13                        Black asserts, based on treatises and case law from other states, that, although in 1993 DNA testing of any kind was relatively new and admissibility issues centered largely on RFLP testing, PCR testing did exist at the time.  From that premise, Black argues that the legislature was therefore “on notice” that “DNA profiles from PCR testing were likely to be at issue at some point,” and its choice to address only RFLP DNA profiles shows it intended that DNA profiles from PCR testing be inadmissible.  Accepting Black’s premise of the state of DNA testing in 1993, we do not agree that it necessarily leads to his conclusion.  The legislature could have decided that, because RFLP was the most widely used method of obtaining DNA profiles at the time, it wanted to facilitate the admission of that type of DNA profile evidence; it does not necessarily follow that the legislature wanted to prevent all other types from being admitted.  Indeed, it would hardly be reasonable to assume the legislature intended this if, as Black argues, the legislature understood that there was another method of testing that would likely become more common in the future.  

14                        Black also argues that the repeal of Wis. Stat. § 972.11(5) by 2001 Wis. Act 16, § 4003t supports his position that it was the exclusive means of admitting DNA profile evidence.  Black asserts, again relying on case law from other states, that toward the end of the 1990s the use of PCR testing to produce DNA profiles became more popular.  According to Black, if the statute did not prohibit admission of DNA profile evidence produced by PCR testing, there would have been no need to repeal the statute.  The parties have directed us to no legislative materials that shed light on the legislature’s intent in repealing § 972.11(5).  We do not view the repeal of § 972.11(5), in itself, as indicative of legislative intent in enacting that statute.  For one thing, the views of a subsequent legislature are not necessarily a sound basis for inferring the intent of an earlier legislature.  See Wenke v. Gehl Co., 2004 WI 103, ¶34, 274 Wis. 2d 220, 682 N.W.2d 405.  In addition, the repeal could just as likely mean that the legislature decided in 2001 that DNA science was developing so quickly that it was better to have all types of DNA profile evidence subject to the rules of evidence and common law, rather than to have special procedures for the admission of one particular type.  The point is that we have no basis for anything other than speculation on how the significance of the repeal of § 972.11(5) in 2001 bears on the legislature’s intent in enacting it in 1993. 

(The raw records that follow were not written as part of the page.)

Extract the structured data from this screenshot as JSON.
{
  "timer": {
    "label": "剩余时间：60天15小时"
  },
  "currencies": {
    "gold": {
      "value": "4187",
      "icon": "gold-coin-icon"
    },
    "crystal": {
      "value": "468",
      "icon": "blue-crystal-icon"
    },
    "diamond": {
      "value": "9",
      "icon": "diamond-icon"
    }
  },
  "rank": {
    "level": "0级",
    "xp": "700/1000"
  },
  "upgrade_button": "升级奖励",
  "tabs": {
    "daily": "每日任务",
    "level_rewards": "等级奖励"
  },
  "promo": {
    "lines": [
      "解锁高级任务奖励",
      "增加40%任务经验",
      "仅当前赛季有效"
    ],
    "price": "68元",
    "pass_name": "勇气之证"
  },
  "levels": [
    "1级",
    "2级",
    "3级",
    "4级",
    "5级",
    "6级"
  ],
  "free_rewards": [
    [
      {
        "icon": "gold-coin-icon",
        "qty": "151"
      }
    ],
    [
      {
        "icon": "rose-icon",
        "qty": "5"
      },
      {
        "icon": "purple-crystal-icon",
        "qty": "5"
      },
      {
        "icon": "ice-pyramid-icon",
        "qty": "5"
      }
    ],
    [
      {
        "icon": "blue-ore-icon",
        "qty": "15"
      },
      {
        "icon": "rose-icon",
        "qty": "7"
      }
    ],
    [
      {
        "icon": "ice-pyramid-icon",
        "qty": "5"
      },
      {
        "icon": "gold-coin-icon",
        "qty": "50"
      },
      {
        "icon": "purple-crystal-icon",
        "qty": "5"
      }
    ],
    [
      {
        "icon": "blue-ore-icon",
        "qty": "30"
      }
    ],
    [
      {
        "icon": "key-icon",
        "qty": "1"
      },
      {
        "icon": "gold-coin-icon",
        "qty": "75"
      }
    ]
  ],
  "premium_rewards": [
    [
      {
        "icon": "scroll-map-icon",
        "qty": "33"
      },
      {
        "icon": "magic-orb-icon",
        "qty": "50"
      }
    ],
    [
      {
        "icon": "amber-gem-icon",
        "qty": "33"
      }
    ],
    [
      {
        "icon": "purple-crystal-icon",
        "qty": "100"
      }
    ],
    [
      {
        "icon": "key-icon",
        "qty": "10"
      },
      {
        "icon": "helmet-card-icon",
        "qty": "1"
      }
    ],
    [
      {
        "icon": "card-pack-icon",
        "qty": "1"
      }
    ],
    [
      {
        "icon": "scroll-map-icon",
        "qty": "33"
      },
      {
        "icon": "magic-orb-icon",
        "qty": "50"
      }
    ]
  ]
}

15                        In summary, we conclude that Wis. Stat. § 972.11(5) does not prohibit the admission of DNA profile evidence produced by PCR testing.  The circuit court in this case correctly construed that statute and correctly decided that the admission of the PCR DNA profile evidence in this case should be determined according to the rules of evidence and common law.  Black did not contend in the circuit court, and does not contend on appeal, that the PCR DNA profile evidence was inadmissible under the rules of evidence and the common law:  his only contention was and is that § 972.11(5) precluded its admission.  Therefore, the circuit court correctly granted the State’s motion to admit the PCR DNA profile evidence.  Accordingly, we affirm the judgment of conviction.

            By the Court.—Judgment affirmed.

            Not recommended for publication in the official reports.

 

 


 



[1]  All references to the Wisconsin Statutes are to the 1999-2000 version unless otherwise noted.

[2]  DNA stands for deoxyribonucleic acid.

[3]  Neither party has brought to our attention any legislative materials relating to the enactment of Wis. Stat. § 972.11(5) that shed light on the legislature’s intent at the time.